Neben den Worten „Ich bin für dich da“ – auf den Kirchturm projiziert – regten diverse Zitate zum Nachdenken über den Glauben und die Reformation an. Per Beamer gelang die eindrucksvolle Umsetzung der „wandernden“ Gedankenspiele und Bibelzitate. Eingebettet war die aufwändige Illumination in einen gemeindeübergreifenden Gottesdienst und ein umfangreiches Rahmenprogramm. Neben Pfarrer Christoph Dickel von der evangelischen Kirchengemeinde Halver waren Pastor Johann Schick (FeG Bever) und Pastor Thorsten Begerau (FeG Halver) in den besonderen Gottesdienst eingebunden. Musikalisch erhielt der Gottesdienst durch Mitwirkung des Vermischten Chores des CVJM Halver unter Leitung von Dorothea Turck-Brudereck und des CVJM-Posaunenchors (Leitung: Volker Turck) ein festliches Gepräge.  Klangschöne Weisen wie „Schönster Jesu“ von Traugott Fünfgeld – von den Bläsern ausdrucksstark umgesetzt – verliehen Worten und Gebeten des Abends musikalisch Nachdruck.

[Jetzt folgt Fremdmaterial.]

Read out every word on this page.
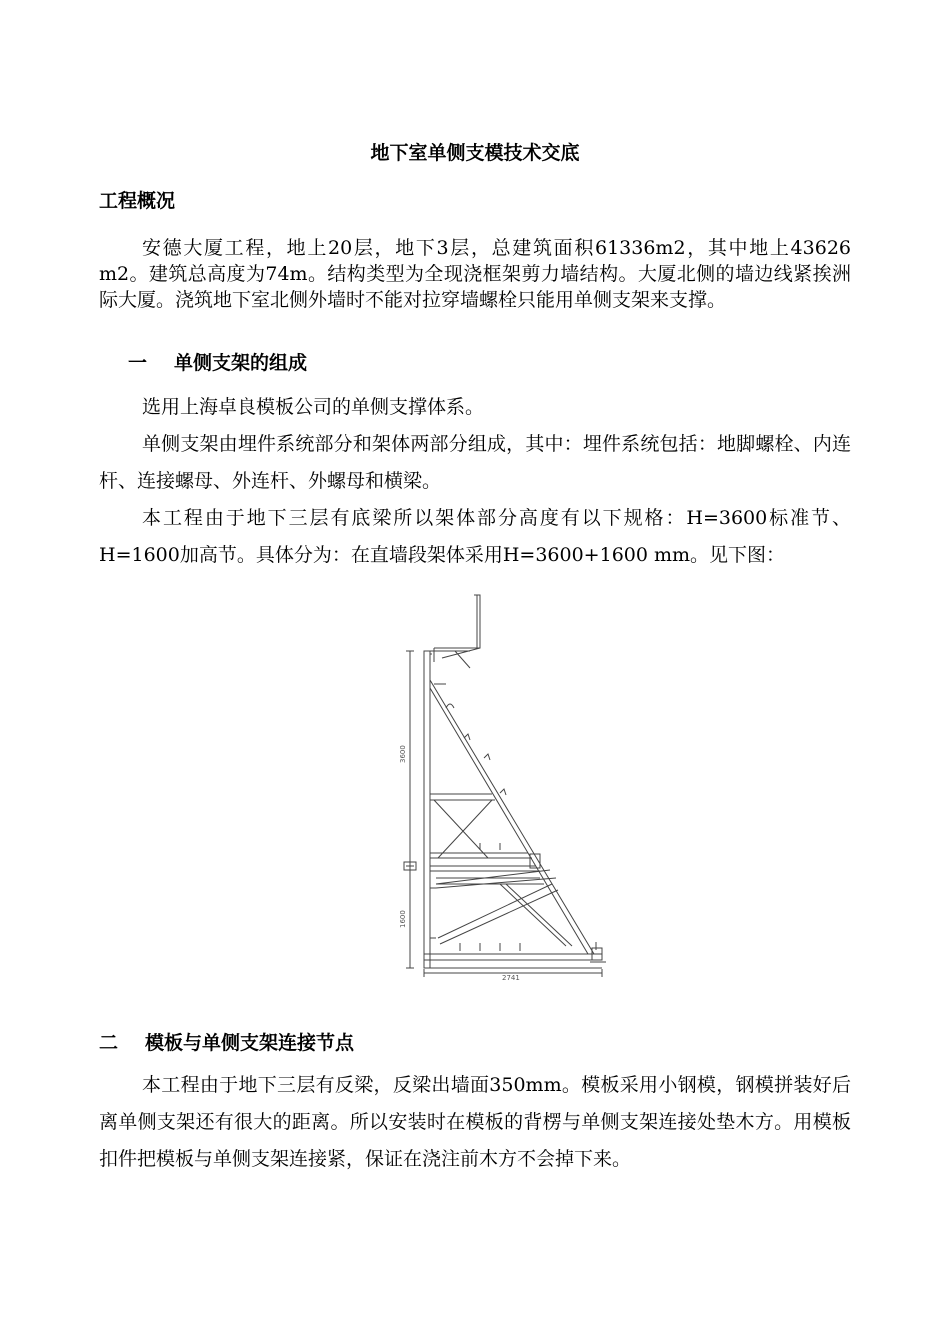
地下室单侧支模技术交底
工程概况
安德大厦工程，地上20层，地下3层，总建筑面积61336m2，其中地上43626 m2。建筑总高度为74m。结构类型为全现浇框架剪力墙结构。大厦北侧的墙边线紧挨洲际大厦。浇筑地下室北侧外墙时不能对拉穿墙螺栓只能用单侧支架来支撑。
一 单侧支架的组成
选用上海卓良模板公司的单侧支撑体系。
单侧支架由埋件系统部分和架体两部分组成，其中：埋件系统包括：地脚螺栓、内连杆、连接螺母、外连杆、外螺母和横梁。
本工程由于地下三层有底梁所以架体部分高度有以下规格：H=3600标准节、H=1600加高节。具体分为：在直墙段架体采用H=3600+1600 mm。见下图：
3600
1600
2741
二 模板与单侧支架连接节点
本工程由于地下三层有反梁，反梁出墙面350mm。模板采用小钢模，钢模拼装好后离单侧支架还有很大的距离。所以安装时在模板的背楞与单侧支架连接处垫木方。用模板扣件把模板与单侧支架连接紧，保证在浇注前木方不会掉下来。
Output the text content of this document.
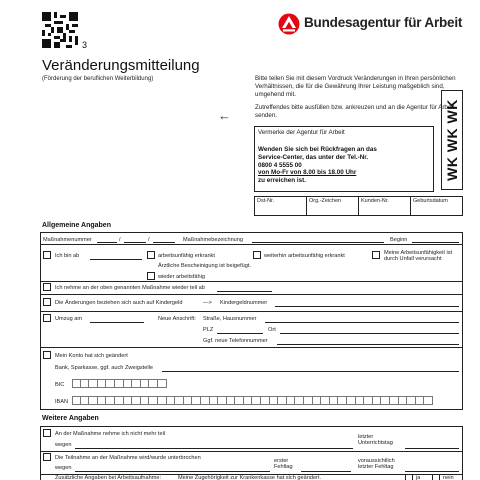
3
Bundesagentur für Arbeit
Veränderungsmitteilung
(Förderung der beruflichen Weiterbildung)	Bitte teilen Sie mit diesem Vordruck Veränderungen in Ihren persönlichen Verhältnissen, die für die Gewährung Ihrer Leistung maßgeblich sind, umgehend mit.
Zutreffendes bitte ausfüllen bzw. ankreuzen und an die Agentur für Arbeit senden.
←
Vermerke der Agentur für Arbeit
Wenden Sie sich bei Rückfragen an das
Service-Center, das unter der Tel.-Nr.
0800 4 5555 00
von Mo-Fr von 8.00 bis 18.00 Uhr
zu erreichen ist.	WK WK WK
Dst-Nr.	Org.-Zeichen	Kunden-Nr.	Geburtsdatum
Allgemeine Angaben
Maßnahmenummer	/	/	Maßnahmebezeichnung	Beginn
Ich bin ab	arbeitsunfähig erkrankt	weiterhin arbeitsunfähig erkrankt	Meine Arbeitsunfähigkeit ist durch Unfall verursacht
Ärztliche Bescheinigung ist beigefügt.
wieder arbeitsfähig
Ich nehme an der oben genannten Maßnahme wieder teil ab
Die Änderungen beziehen sich auch auf Kindergeld	—> Kindergeldnummer
Umzug am	Neue Anschrift: Straße, Hausnummer
PLZ	Ort
Ggf. neue Telefonnummer
Mein Konto hat sich geändert
Bank, Sparkasse, ggf. auch Zweigstelle
BIC
IBAN
Weitere Angaben
An der Maßnahme nehme ich nicht mehr teil
wegen
letzter Unterrichtstag
Die Teilnahme an der Maßnahme wird/wurde unterbrochen
wegen
erster Fehltag
voraussichtlich letzter Fehltag
Zusätzliche Angaben bei Arbeitsaufnahme:	Meine Zugehörigkeit zur Krankenkasse hat sich geändert.	ja	nein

Die Nicolai-Kirche war nicht nur während des Allianzgottesdienstes, sondern auch beim weiteren Rahmenprogramm, sehr gut besucht (Foto: Salzmann)

Die größten Errungenschaften der Reformation betrachtete Pastor Johann Schick in seiner Predigt. Historiker und Philosophen ließ er zu Wort kommen. Luther selbst am meisten die Veränderung seiner Beziehung zu Gott geprägt. Die Erkenntnis, dass Gott für ihn da ist, habe Luther völlig verändert. „Gott zum Freund zu haben ist tröstlicher als aller Welt Freundschaft“, zitierte er den Reformator. Dass Gott da ist, sei Luther völlig bewusst gewesen. Bis dahin habe er sich Gott allerdings als gestrengen Richter vorgestellt. Von Luthers Angst damals zur Angst der Menschen heutzutage baute Schick eine Brücke. „Die Menschen heute haben Angst – mehr als je zuvor“, führte er aus. „Gott sagt: Ich habe etwas gegen diese Angst.“ Am Zuspruch „Ich bin für dich da“ machte er seine Aussagen fest. Musikalisch untermauerte das Luther-Lied „Ein feste Burg ist unser Gott“ die Botschaft der Predigt

Vielerorts hatten die Gläubigen anschließend Gelegenheit, sich mit Luther und seiner Lehre zu beschäftigen. Angefangen bei einer Lutherschenke über die Möglichkeit, besondere Bibelzitate kalligraphisch zu gestalten, bis hin zum Lutherrätsel  und zum Thesenanschlag reichte die Palette. Mit einem Lobpreisgottesdienst klang das Rahmenprogramm kurz vor Mitternacht aus.